■「読む力」を育む読書会
トアリストンでは、研究者と一緒に、哲学書や文学作品をはじめとするさまざまな本を、一頁ずつ丁寧に読み進めていくオンライン読書会を運営しております。
要約や解説を知るだけでは得られない、「文章を自分で読み解く力」を学ぶ場を目指しています。
参加者の多くは、じっくり本を読むことに慣れていない方や、独学に壁を感じた方です。
わからないことがあればその場で講師に質問できるため、初学者も継続しやすい環境です。
これから本格的に読書に取り組んでみたい方も、すでに哲学書や文学作品に馴染みのある方も、ぜひ一度トアリストンの読書会にご参加ください。
みなさんと読書できること、講師一同楽しみにしております。
■ホワイトヘッドの『過程と実在』
20世紀前半に活躍した、驚異の哲学者A. N. ホワイトヘッド(1861-1947)。

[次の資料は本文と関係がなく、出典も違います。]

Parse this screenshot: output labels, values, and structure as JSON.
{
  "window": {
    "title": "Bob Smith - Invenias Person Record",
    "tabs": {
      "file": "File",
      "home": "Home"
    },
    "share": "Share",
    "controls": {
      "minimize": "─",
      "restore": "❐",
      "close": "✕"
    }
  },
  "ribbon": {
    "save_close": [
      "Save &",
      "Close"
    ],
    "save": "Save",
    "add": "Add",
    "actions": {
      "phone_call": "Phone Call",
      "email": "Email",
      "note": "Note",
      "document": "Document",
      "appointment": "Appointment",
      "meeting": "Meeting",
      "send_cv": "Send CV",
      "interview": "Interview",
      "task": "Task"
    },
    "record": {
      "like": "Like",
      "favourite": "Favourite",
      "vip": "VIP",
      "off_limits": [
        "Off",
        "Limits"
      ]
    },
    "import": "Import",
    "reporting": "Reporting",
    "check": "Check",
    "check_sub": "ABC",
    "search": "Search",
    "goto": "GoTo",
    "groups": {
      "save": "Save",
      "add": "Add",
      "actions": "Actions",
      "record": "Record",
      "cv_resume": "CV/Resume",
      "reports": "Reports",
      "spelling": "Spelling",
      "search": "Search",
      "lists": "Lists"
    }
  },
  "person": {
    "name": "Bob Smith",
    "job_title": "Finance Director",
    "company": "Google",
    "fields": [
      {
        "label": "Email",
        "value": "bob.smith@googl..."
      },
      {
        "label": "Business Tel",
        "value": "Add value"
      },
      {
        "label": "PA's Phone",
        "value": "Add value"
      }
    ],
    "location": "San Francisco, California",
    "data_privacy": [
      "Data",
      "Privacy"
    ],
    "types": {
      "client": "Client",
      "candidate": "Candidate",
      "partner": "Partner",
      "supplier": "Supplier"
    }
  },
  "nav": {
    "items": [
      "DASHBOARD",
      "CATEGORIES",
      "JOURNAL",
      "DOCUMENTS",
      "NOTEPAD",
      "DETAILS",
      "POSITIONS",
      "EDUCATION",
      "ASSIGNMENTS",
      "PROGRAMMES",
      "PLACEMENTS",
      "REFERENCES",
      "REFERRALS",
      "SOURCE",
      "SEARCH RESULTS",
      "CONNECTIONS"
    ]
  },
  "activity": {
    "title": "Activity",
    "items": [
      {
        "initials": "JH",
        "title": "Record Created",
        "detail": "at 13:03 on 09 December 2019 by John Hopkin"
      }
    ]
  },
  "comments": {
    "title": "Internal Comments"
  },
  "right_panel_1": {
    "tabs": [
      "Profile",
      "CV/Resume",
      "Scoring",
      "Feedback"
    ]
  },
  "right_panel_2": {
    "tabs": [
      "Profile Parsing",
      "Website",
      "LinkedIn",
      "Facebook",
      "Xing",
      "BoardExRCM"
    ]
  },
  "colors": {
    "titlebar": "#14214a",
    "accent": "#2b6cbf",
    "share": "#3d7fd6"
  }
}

本読書会では、その主著『過程と実在』を読んでいきます。
『過程と実在』は、この宇宙を包括的かつ体系的に捉えようとした、20世紀哲学における稀有な著作です。
本書のもとになった講義が行われた当時のイギリスでは、「批判哲学」と「思弁哲学」という区分が知られていました。
批判哲学は概念の整理に従事する哲学で、時間や空間など、さまざまな概念の意味を個別に整理し、明確にすることで一定の成果をあげました。
この区分を提示し、自らは批判哲学を選んだのがC. D. ブロードという哲学者です。ブロードは倫理学上のある論争を「義務論と功利主義」という構図に整理したほか、彼が示した「創発」の定義は、現在でもしばしば参照されています。
そして、そうした批判哲学が優勢であるなかで、ホワイトヘッドが強調したのが思弁哲学でした。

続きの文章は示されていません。